Ozzie Zehner, in his book Green Illusions, makes a convincing case that renewable energy cannot scale up to support today’s level of economic activity and our aspirations for continued growth. He is not alone in this assessment, but there is some debate about this. Of course the myth of prosperity from growth keeps even great organizations like 350.org from telling us the complete truth. Including the news that we need to scale back is likely considered “a controversial bridge too far,” to allow the group to get any traction.
Let’s say we perfect renewable energy, finding a way to scale it up while eliminating its negative impacts. Suddenly we can shift economic growth into high gear without fear of climate disruption. Doesn’t all that economic growth now accelerate habitat destruction, aquifer depletion, and non-renewable resource depletion? The solution creates or expands other problems. Unintended consequences.
Let’s quickly look at other technologies to see if our faith in innovation is well-placed: DDT, thalidomide, asbestos, Malathion, PBDEs, PVC, PCE, CFCs, PCBs, MTBE, aspartame, tetrachloroethene, triclosan, methyl bromide, methyl iodide, damming rivers, Fukushima, Love Canal, Three-Mile Island, Chernobyl, Bhopal, Exxon Valdez, Deepwater Horizon, hydraulic fracturing.
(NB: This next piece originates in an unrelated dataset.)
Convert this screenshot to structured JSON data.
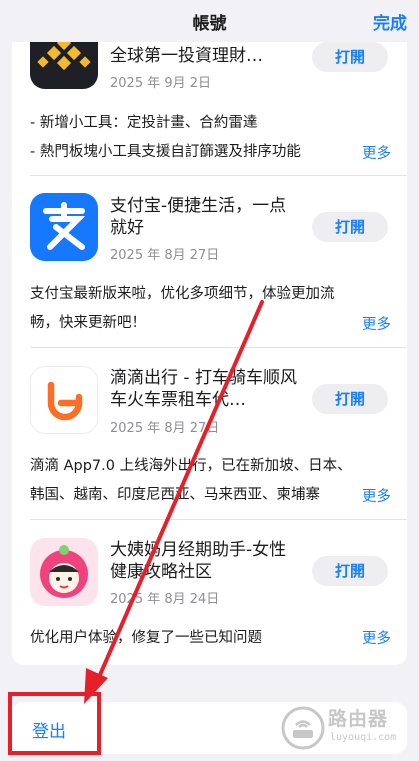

This list is hardly an impressive resumé for technology and innovation.
Scale matters
Many of the more benign innovations of the 20th century work fairly well in moderation, but create problems when too many of us do too much of them. Most of us don’t have a problem with indoor plumbing, wine, or even an occasional steak. But a few billion people flushing their toilets or eating steaks becomes a problem. A glass or two of wine per day may be good for you; upping your daily total to 6 or 8 is bad for your body.
When you take a really honest look at the track record of technology and innovation, it is sobering. It’s very difficult to get it all right when there are over 7 billion of us doing it. Add to that aspiring to be materially richer year after year, and we have a recipe for large-scale disaster. When you fully consider the track record, betting on innovation to keep the party going is about as rational as investing all your retirement savings on a lottery ticket.